Lizzie Dearden, Independent, August 31, 2019
Aftab Hussain, 40, was jailed for 24 years for rape and indecent assault and Abid Saddiq, 38, was jailed for 20 years by a judge who described him as a “cunning and determined sexual predator”.
Saddiq had been found guilty of two rapes, five indecent assaults and two child abductions.
Masaued Malik, 35, was jailed for five years for indecent assault and Sharaz Hussain, 35, was handed a four-year prison sentence for the same offence.
Another 35-year-old man, who cannot be named for legal reasons, was jailed for 10 years for indecent assault and child abduction.
Mohammed Ashan, who pleaded guilty to three indecent assault charges before the trial began, will be sentenced at a later date alongside a seventh man.
The group abused seven victims, who were all under 16 at the time, after plying them with alcohol and drugs between 1998 and 2002.
Judge Michael Slater said he was “quite satisfied” that relevant authorities were well aware of the way vulnerable teenagers were being targeted at the time.
He told the court that officials were at best “totally ineffectual” and, at worst “wholly indifferent”.
“Nothing I can say to you can restore those childhoods of which you were so cruelly deprived by the actions of these defendants and others,” Judge Slater told the victims.
He said he was “particularly concerned” to hear that victims “expressed feelings of shame, guilt and self-loathing in relation to what happened to her and by extension to her family”.
The defendants are the latest group of offenders jailed as part of Operation Stovewood, which continues to investigate the sexual exploitation of girls in Rotherham between 1997 and 2013.
A total of 20 men have so far been convicted and the National Crime Agency (NCA) vowed to continue the investigation, which has so far identified 190 suspects and engaged with 313 alleged victims out of an estimated 1,500.
A five-week trial at Sheffield Crown Court heard the abusers knew the girls were underage and lacking in confidence.
The men would regularly park outside the girls’ schools to engage them in conversation, or hang around at the local park, bus station or in Rotherham town centre waiting for young girls to approach.
The NCA said the victims were “vulnerable and craving attention and love” when they were targeted to become sexual objects for the group.
They believed sex was a price for friendship with the older men and did not realise they were being groomed and exploited at the time.
The girls were given alcohol and drugs, belittled and passed around the group to be abused in Rotherham and the surrounding areas.
“If the girls didn’t comply with the men’s sexual demands, they turned violent and the power exerted over the girls became more apparent,” the NCA said.
“They were given drugs and alcohol and often raped by multiple offenders and they felt obliged to comply.”
One victim said in a statement read to the court: “They took my childhood away.”
Judge Slater the women should be praised for the “incredible resolve and bravery” they showed to bring the men to justice, and how they “stood up to ensure that what happened to her should never happened to young girls in the future”.
Kate Hurst, of the Crown Prosecution Service, said the defendants knew the girls were vulnerable or underage when they abused them.
“They were reckless and did not care if they were children or not,” she added.
“Some of the men used threats of violence and they often had sex with these children while they were drunk or high on drugs.
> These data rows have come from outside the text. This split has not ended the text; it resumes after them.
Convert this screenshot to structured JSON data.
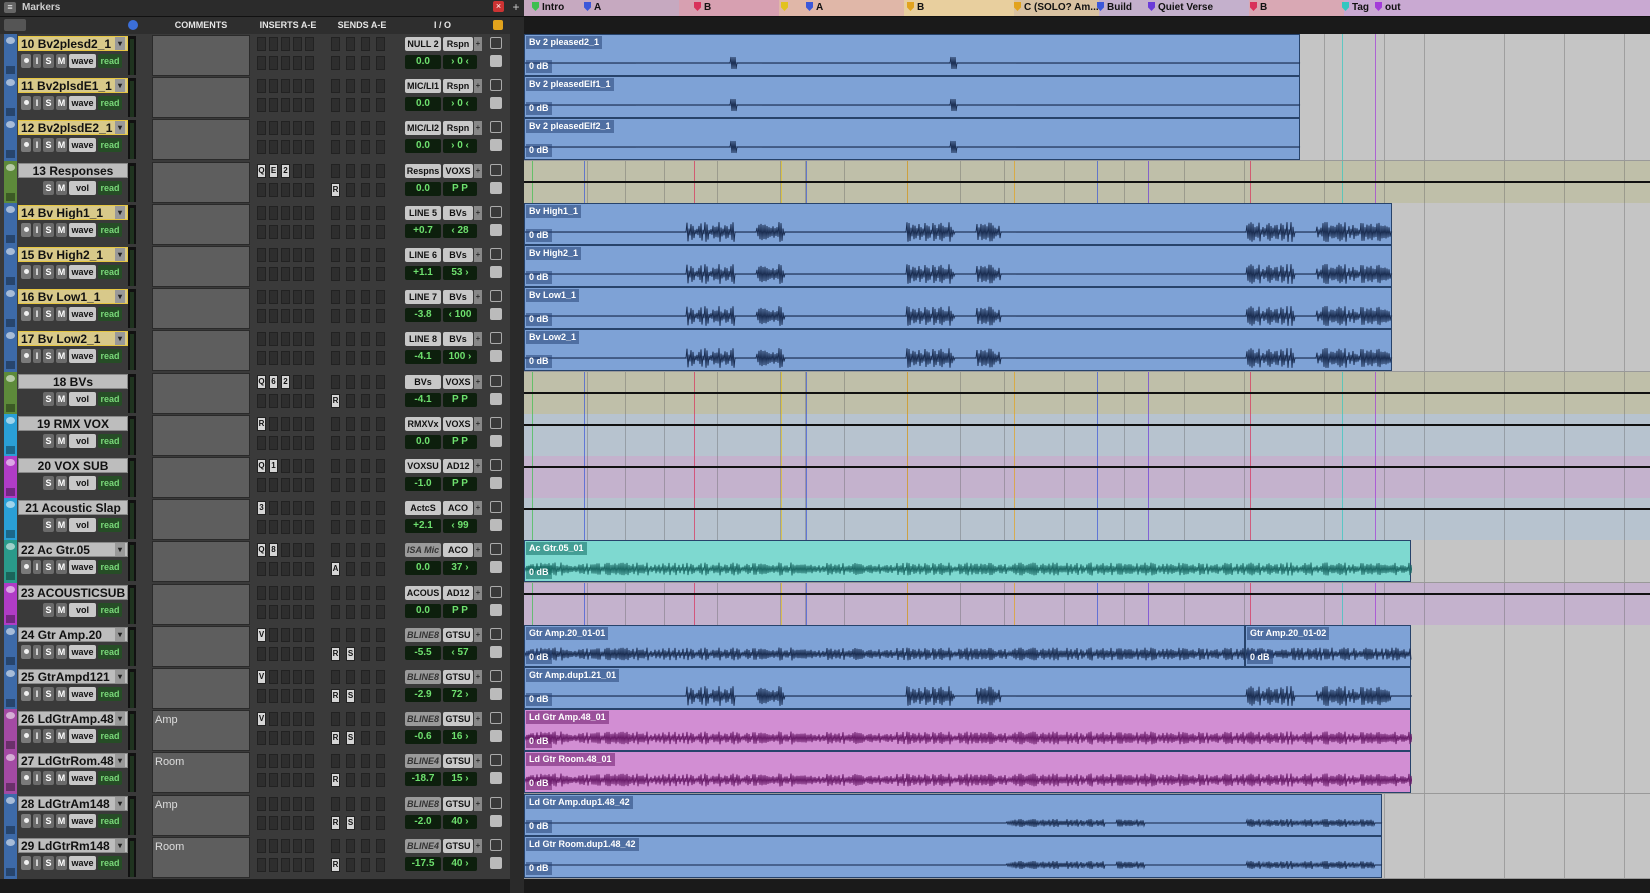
{
  "window": {
    "title": "Markers"
  },
  "markers": [
    {
      "label": "Intro",
      "color": "#3fbf4f"
    },
    {
      "label": "A",
      "color": "#3b57d9"
    },
    {
      "label": "B",
      "color": "#d9305a"
    },
    {
      "label": "",
      "color": "#e2c21d"
    },
    {
      "label": "A",
      "color": "#3b57d9"
    },
    {
      "label": "B",
      "color": "#e2a31d"
    },
    {
      "label": "C (SOLO? Am...",
      "color": "#e2a31d"
    },
    {
      "label": "Build",
      "color": "#3b57d9"
    },
    {
      "label": "Quiet Verse",
      "color": "#6a3bd9"
    },
    {
      "label": "B",
      "color": "#d9305a"
    },
    {
      "label": "Tag",
      "color": "#33c7c0"
    },
    {
      "label": "out",
      "color": "#a33bd9"
    }
  ],
  "header": {
    "comments": "COMMENTS",
    "inserts": "INSERTS A-E",
    "sends": "SENDS A-E",
    "io": "I / O"
  },
  "tracks": [
    {
      "num": "10",
      "name": "Bv2plesd2_1",
      "type": "audio",
      "color": "#3d6aa8",
      "view": "wave",
      "auto": "read",
      "comment": "",
      "ins": [
        "",
        "",
        "",
        "",
        ""
      ],
      "sends": [
        "",
        "",
        "",
        ""
      ],
      "input": "NULL 2",
      "output": "Rspn",
      "vol": "0.0",
      "pan": "› 0 ‹",
      "clips": [
        {
          "name": "Bv 2 pleased2_1",
          "gain": "0 dB",
          "style": "blue",
          "wave": "sparse"
        }
      ]
    },
    {
      "num": "11",
      "name": "Bv2plsdE1_1",
      "type": "audio",
      "color": "#3d6aa8",
      "view": "wave",
      "auto": "read",
      "comment": "",
      "ins": [
        "",
        "",
        "",
        "",
        ""
      ],
      "sends": [
        "",
        "",
        "",
        ""
      ],
      "input": "MIC/LI1",
      "output": "Rspn",
      "vol": "0.0",
      "pan": "› 0 ‹",
      "clips": [
        {
          "name": "Bv 2 pleasedElf1_1",
          "gain": "0 dB",
          "style": "blue",
          "wave": "sparse"
        }
      ]
    },
    {
      "num": "12",
      "name": "Bv2plsdE2_1",
      "type": "audio",
      "color": "#3d6aa8",
      "view": "wave",
      "auto": "read",
      "comment": "",
      "ins": [
        "",
        "",
        "",
        "",
        ""
      ],
      "sends": [
        "",
        "",
        "",
        ""
      ],
      "input": "MIC/LI2",
      "output": "Rspn",
      "vol": "0.0",
      "pan": "› 0 ‹",
      "clips": [
        {
          "name": "Bv 2 pleasedElf2_1",
          "gain": "0 dB",
          "style": "blue",
          "wave": "sparse"
        }
      ]
    },
    {
      "num": "13",
      "name": "Responses",
      "type": "aux",
      "color": "#5d8a3a",
      "view": "vol",
      "auto": "read",
      "comment": "",
      "ins": [
        "Q",
        "E",
        "2",
        "",
        ""
      ],
      "sends": [
        "R",
        "",
        "",
        ""
      ],
      "input": "Respns",
      "output": "VOXS",
      "vol": "0.0",
      "pan": "P P",
      "clips": []
    },
    {
      "num": "14",
      "name": "Bv High1_1",
      "type": "audio",
      "color": "#3d6aa8",
      "view": "wave",
      "auto": "read",
      "comment": "",
      "ins": [
        "",
        "",
        "",
        "",
        ""
      ],
      "sends": [
        "",
        "",
        "",
        ""
      ],
      "input": "LINE 5",
      "output": "BVs",
      "vol": "+0.7",
      "pan": "‹ 28",
      "clips": [
        {
          "name": "Bv High1_1",
          "gain": "0 dB",
          "style": "blue",
          "wave": "phrases"
        }
      ]
    },
    {
      "num": "15",
      "name": "Bv High2_1",
      "type": "audio",
      "color": "#3d6aa8",
      "view": "wave",
      "auto": "read",
      "comment": "",
      "ins": [
        "",
        "",
        "",
        "",
        ""
      ],
      "sends": [
        "",
        "",
        "",
        ""
      ],
      "input": "LINE 6",
      "output": "BVs",
      "vol": "+1.1",
      "pan": "53 ›",
      "clips": [
        {
          "name": "Bv High2_1",
          "gain": "0 dB",
          "style": "blue",
          "wave": "phrases"
        }
      ]
    },
    {
      "num": "16",
      "name": "Bv Low1_1",
      "type": "audio",
      "color": "#3d6aa8",
      "view": "wave",
      "auto": "read",
      "comment": "",
      "ins": [
        "",
        "",
        "",
        "",
        ""
      ],
      "sends": [
        "",
        "",
        "",
        ""
      ],
      "input": "LINE 7",
      "output": "BVs",
      "vol": "-3.8",
      "pan": "‹ 100",
      "clips": [
        {
          "name": "Bv Low1_1",
          "gain": "0 dB",
          "style": "blue",
          "wave": "phrases"
        }
      ]
    },
    {
      "num": "17",
      "name": "Bv Low2_1",
      "type": "audio",
      "color": "#3d6aa8",
      "view": "wave",
      "auto": "read",
      "comment": "",
      "ins": [
        "",
        "",
        "",
        "",
        ""
      ],
      "sends": [
        "",
        "",
        "",
        ""
      ],
      "input": "LINE 8",
      "output": "BVs",
      "vol": "-4.1",
      "pan": "100 ›",
      "clips": [
        {
          "name": "Bv Low2_1",
          "gain": "0 dB",
          "style": "blue",
          "wave": "phrases"
        }
      ]
    },
    {
      "num": "18",
      "name": "BVs",
      "type": "aux",
      "color": "#5d8a3a",
      "view": "vol",
      "auto": "read",
      "comment": "",
      "ins": [
        "Q",
        "6",
        "2",
        "",
        ""
      ],
      "sends": [
        "R",
        "",
        "",
        ""
      ],
      "input": "BVs",
      "output": "VOXS",
      "vol": "-4.1",
      "pan": "P P",
      "clips": []
    },
    {
      "num": "19",
      "name": "RMX VOX",
      "type": "aux",
      "color": "#2a9fd6",
      "view": "vol",
      "auto": "read",
      "comment": "",
      "ins": [
        "R",
        "",
        "",
        "",
        ""
      ],
      "sends": [
        "",
        "",
        "",
        ""
      ],
      "input": "RMXVx",
      "output": "VOXS",
      "vol": "0.0",
      "pan": "P P",
      "clips": []
    },
    {
      "num": "20",
      "name": "VOX SUB",
      "type": "aux",
      "color": "#b03cc6",
      "view": "vol",
      "auto": "read",
      "comment": "",
      "ins": [
        "Q",
        "1",
        "",
        "",
        ""
      ],
      "sends": [
        "",
        "",
        "",
        ""
      ],
      "input": "VOXSU",
      "output": "AD12",
      "vol": "-1.0",
      "pan": "P P",
      "clips": []
    },
    {
      "num": "21",
      "name": "Acoustic Slap",
      "type": "aux",
      "color": "#2a9fd6",
      "view": "vol",
      "auto": "read",
      "comment": "",
      "ins": [
        "3",
        "",
        "",
        "",
        ""
      ],
      "sends": [
        "",
        "",
        "",
        ""
      ],
      "input": "ActcS",
      "output": "ACO",
      "vol": "+2.1",
      "pan": "‹ 99",
      "clips": []
    },
    {
      "num": "22",
      "name": "Ac Gtr.05",
      "type": "audio",
      "color": "#2a9a8a",
      "view": "wave",
      "auto": "read",
      "comment": "",
      "ins": [
        "Q",
        "8",
        "",
        "",
        ""
      ],
      "sends": [
        "A",
        "",
        "",
        ""
      ],
      "input": "ISA Mic",
      "output": "ACO",
      "vol": "0.0",
      "pan": "37 ›",
      "clips": [
        {
          "name": "Ac Gtr.05_01",
          "gain": "0 dB",
          "style": "teal",
          "wave": "dense"
        }
      ]
    },
    {
      "num": "23",
      "name": "ACOUSTICSUB",
      "type": "aux",
      "color": "#b03cc6",
      "view": "vol",
      "auto": "read",
      "comment": "",
      "ins": [
        "",
        "",
        "",
        "",
        ""
      ],
      "sends": [
        "",
        "",
        "",
        ""
      ],
      "input": "ACOUS",
      "output": "AD12",
      "vol": "0.0",
      "pan": "P P",
      "clips": []
    },
    {
      "num": "24",
      "name": "Gtr Amp.20",
      "type": "audio",
      "color": "#3d6aa8",
      "view": "wave",
      "auto": "read",
      "comment": "",
      "ins": [
        "V",
        "",
        "",
        "",
        ""
      ],
      "sends": [
        "R",
        "S",
        "",
        ""
      ],
      "input": "BLINE8",
      "output": "GTSU",
      "vol": "-5.5",
      "pan": "‹ 57",
      "clips": [
        {
          "name": "Gtr Amp.20_01-01",
          "gain": "0 dB",
          "style": "blue",
          "wave": "dense"
        },
        {
          "name": "Gtr Amp.20_01-02",
          "gain": "0 dB",
          "style": "blue",
          "wave": "dense"
        }
      ]
    },
    {
      "num": "25",
      "name": "GtrAmpd121",
      "type": "audio",
      "color": "#3d6aa8",
      "view": "wave",
      "auto": "read",
      "comment": "",
      "ins": [
        "V",
        "",
        "",
        "",
        ""
      ],
      "sends": [
        "R",
        "S",
        "",
        ""
      ],
      "input": "BLINE8",
      "output": "GTSU",
      "vol": "-2.9",
      "pan": "72 ›",
      "clips": [
        {
          "name": "Gtr Amp.dup1.21_01",
          "gain": "0 dB",
          "style": "blue",
          "wave": "phrases"
        }
      ]
    },
    {
      "num": "26",
      "name": "LdGtrAmp.48",
      "type": "audio",
      "color": "#a34aa3",
      "view": "wave",
      "auto": "read",
      "comment": "Amp",
      "ins": [
        "V",
        "",
        "",
        "",
        ""
      ],
      "sends": [
        "R",
        "S",
        "",
        ""
      ],
      "input": "BLINE8",
      "output": "GTSU",
      "vol": "-0.6",
      "pan": "16 ›",
      "clips": [
        {
          "name": "Ld Gtr Amp.48_01",
          "gain": "0 dB",
          "style": "purple",
          "wave": "dense"
        }
      ]
    },
    {
      "num": "27",
      "name": "LdGtrRom.48",
      "type": "audio",
      "color": "#a34aa3",
      "view": "wave",
      "auto": "read",
      "comment": "Room",
      "ins": [
        "",
        "",
        "",
        "",
        ""
      ],
      "sends": [
        "R",
        "",
        "",
        ""
      ],
      "input": "BLINE4",
      "output": "GTSU",
      "vol": "-18.7",
      "pan": "15 ›",
      "clips": [
        {
          "name": "Ld Gtr Room.48_01",
          "gain": "0 dB",
          "style": "purple",
          "wave": "dense"
        }
      ]
    },
    {
      "num": "28",
      "name": "LdGtrAm148",
      "type": "audio",
      "color": "#3d6aa8",
      "view": "wave",
      "auto": "read",
      "comment": "Amp",
      "ins": [
        "",
        "",
        "",
        "",
        ""
      ],
      "sends": [
        "R",
        "S",
        "",
        ""
      ],
      "input": "BLINE8",
      "output": "GTSU",
      "vol": "-2.0",
      "pan": "40 ›",
      "clips": [
        {
          "name": "Ld Gtr Amp.dup1.48_42",
          "gain": "0 dB",
          "style": "blue",
          "wave": "late"
        }
      ]
    },
    {
      "num": "29",
      "name": "LdGtrRm148",
      "type": "audio",
      "color": "#3d6aa8",
      "view": "wave",
      "auto": "read",
      "comment": "Room",
      "ins": [
        "",
        "",
        "",
        "",
        ""
      ],
      "sends": [
        "R",
        "",
        "",
        ""
      ],
      "input": "BLINE4",
      "output": "GTSU",
      "vol": "-17.5",
      "pan": "40 ›",
      "clips": [
        {
          "name": "Ld Gtr Room.dup1.48_42",
          "gain": "0 dB",
          "style": "blue",
          "wave": "late"
        }
      ]
    }
  ]
}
They tried to deny their responsibility claiming that the victims were lying or that they did not know they were underage.”
Sarah Champion, the Labour MP for Rotherham, paid tribute to the survivors and witnesses that came forward to secure the convictions.
“I will continue to campaign for these issues in parliament until all survivors of sexual violence and abuse, in Rotherham and across the country, can be confident that the criminal justice system will support them appropriately, protect them from perpetrators and deliver justice,” she added.
The NCA took over the Rotherham investigation following the 2014 Jay Report, which shocked the nation by revealing the scale of the offending against children in the town.
The agency now has more than 200 people working on Operation Stovewood, which had a budget last year of just under £12m, and is looking to increase this as it works towards recruiting a staff of 250.
Philip Marshall, the senior investigating officer for Operation Stovewood, said the NCA “remains committed” to bringing grooming gang members to justice.
“The victims in this case have shown immense courage and bravery in re-living what happened to them and I would like to thank them for helping us bring their abusers to justice,” he added.
“I hope these convictions build confidence with the victims and survivors we are currently working with – and those who are yet to come forward – showing that we will listen to you and do all we can to get positive court outcomes.
“We still have a lot of work to do and are not complacent about the task we face – Stovewood is complex in its nature and scale but this will not diminish the pace of our effort.”
A further trial is due to go ahead in February 2020 for four defendants accused of 12 offences including rape and indecent assault.
The other abusers jailed as part of Operation Stovewood so far are Riaz Mahmood, Sajid Ali, Zaheer Iqbal, Asghar Bostan, Khuram Javed, Tony Chapman, Darren Hyett, Mohammed Imran Ali Akhtar, Nabeel Kurshid, Iqlak Yousaf, Tanweer Ali, Salah Ahmed El-Hakam, Asif Ali, and a 40-year-old man.